Recent breakthroughs have demonstrated the near-inevitability of test-tube grown meat, coming to your local supermarket within a decade.  Just as bacteria provide fertile breeding ground for insulin at insanely cheap prices, are being customized to generate oil, and a host of other practical applications, meat will be the next major resource to be rendered “un-scarce” by genetic engineering, leading to a whole host of benefits, e.g.,

In-Vitro Meat will be 100% muscle. It will eliminate the artery-clogging saturated fat that kills us. Instead, heart-healthy Omega-3 (salmon oil) will be added.

Starvation and kwashiokor (protein deficiency) will be conquered when compact IVM kits are delivered to famine-plagued nations. The globe’s water crises will be partially alleviated, due to our inheritance of the 8% of the H2O supply that was previously gulped down by livestock and their food crops.

And maybe some weird side effects.

In-Vitro Meat will be fashioned from any creature, not just domestics that were affordable to farm. Yes, ANY ANIMAL, even rare beasts like snow leopard, or Komodo Dragon. We will want to taste them all. Some researchers believe we will also be able to create IVM using the DNA of extinct beasts — obviously, “DinoBurgers” will be served at every six-year-old boy’s birthday party.
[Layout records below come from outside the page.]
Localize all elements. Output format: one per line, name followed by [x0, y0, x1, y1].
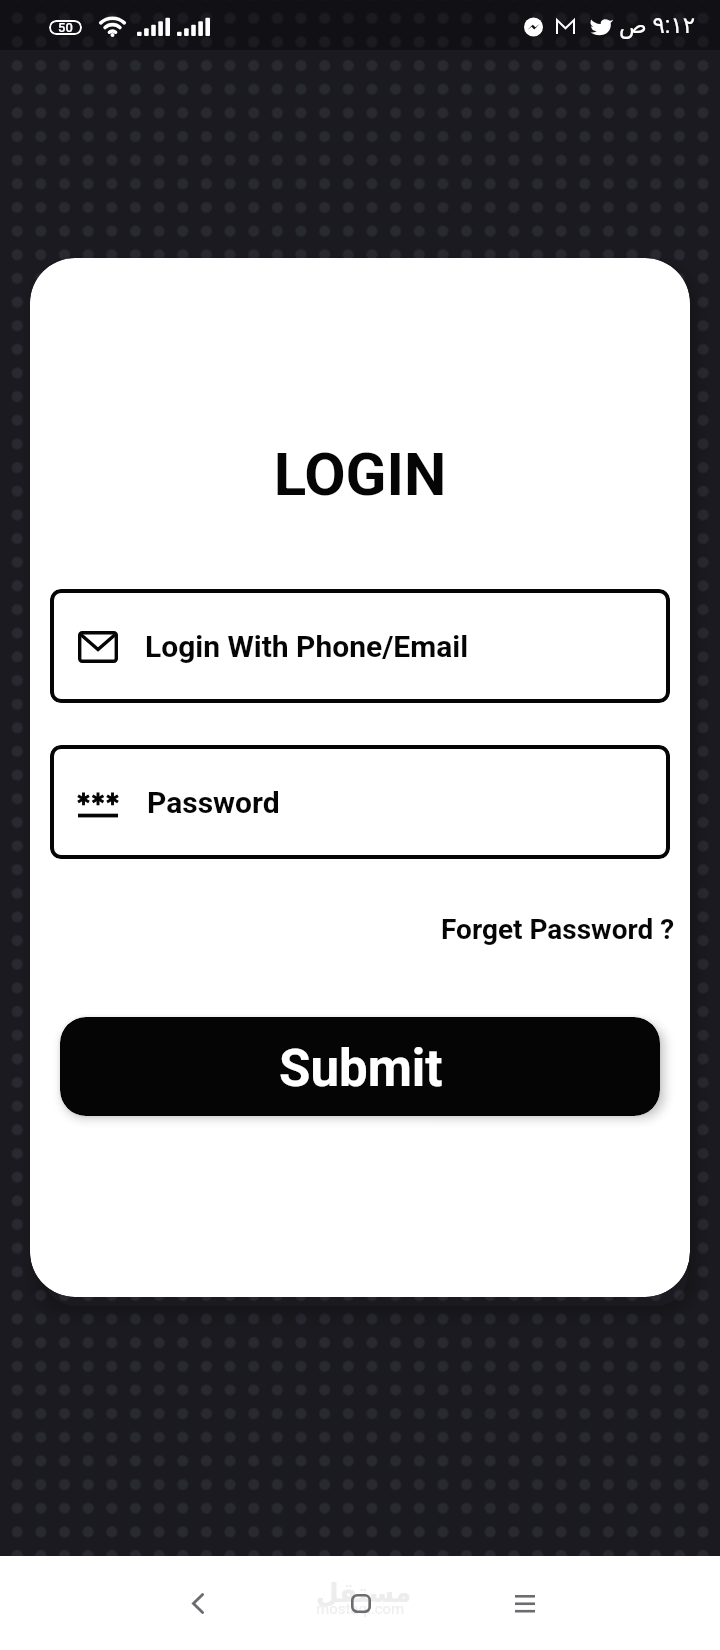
- button[interactable]: Forget Password ?: [441, 913, 675, 946]
- button[interactable]: Login With Phone/Email: [50, 589, 670, 703]
- button[interactable]: Password: [50, 745, 670, 859]
- staticText: LOGIN: [30, 439, 690, 509]
- staticText: Submit: [279, 1039, 443, 1099]
- button[interactable]: Home: [316, 1556, 406, 1650]
- staticText: 50: [58, 20, 73, 35]
- button[interactable]: Menu: [480, 1556, 570, 1650]
- button[interactable]: Submit: [60, 1017, 660, 1116]
- staticText: مستقل: [316, 1578, 412, 1608]
- staticText: Login With Phone/Email: [145, 629, 469, 664]
- button[interactable]: Back: [153, 1556, 243, 1650]
- staticText: ٩:١٢ ص: [619, 12, 696, 39]
- staticText: mostaql.com: [316, 1600, 405, 1618]
- staticText: Password: [147, 785, 280, 820]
Of course, shutting up some of the most hypocritical and self-righteous among us out there might be the most significant advance in culture, but I’m sure they’ll find something else to complain about.

I’m not exactly who properly deserves attribution for the thesis that technology and not politics will solve the problems and conflicts of the post-historical world, but that person was undoubtedly correct, and is being proven correct in more and more profound ways as the pace of technology quickens.  However, the individual points along the path of the myriad technological revolutions happening all at once rarely get the political attention and scrutiny they deserve until market forces have taken over and rendered the validity of the point obvious or moot.  As Niall Ferguson once aptly put it, “And so the Great War of Democracy ended–not with the catastrophic bang that so many had feared but with the imperceptible hum of a technological revolution.” Hegel would be pleased.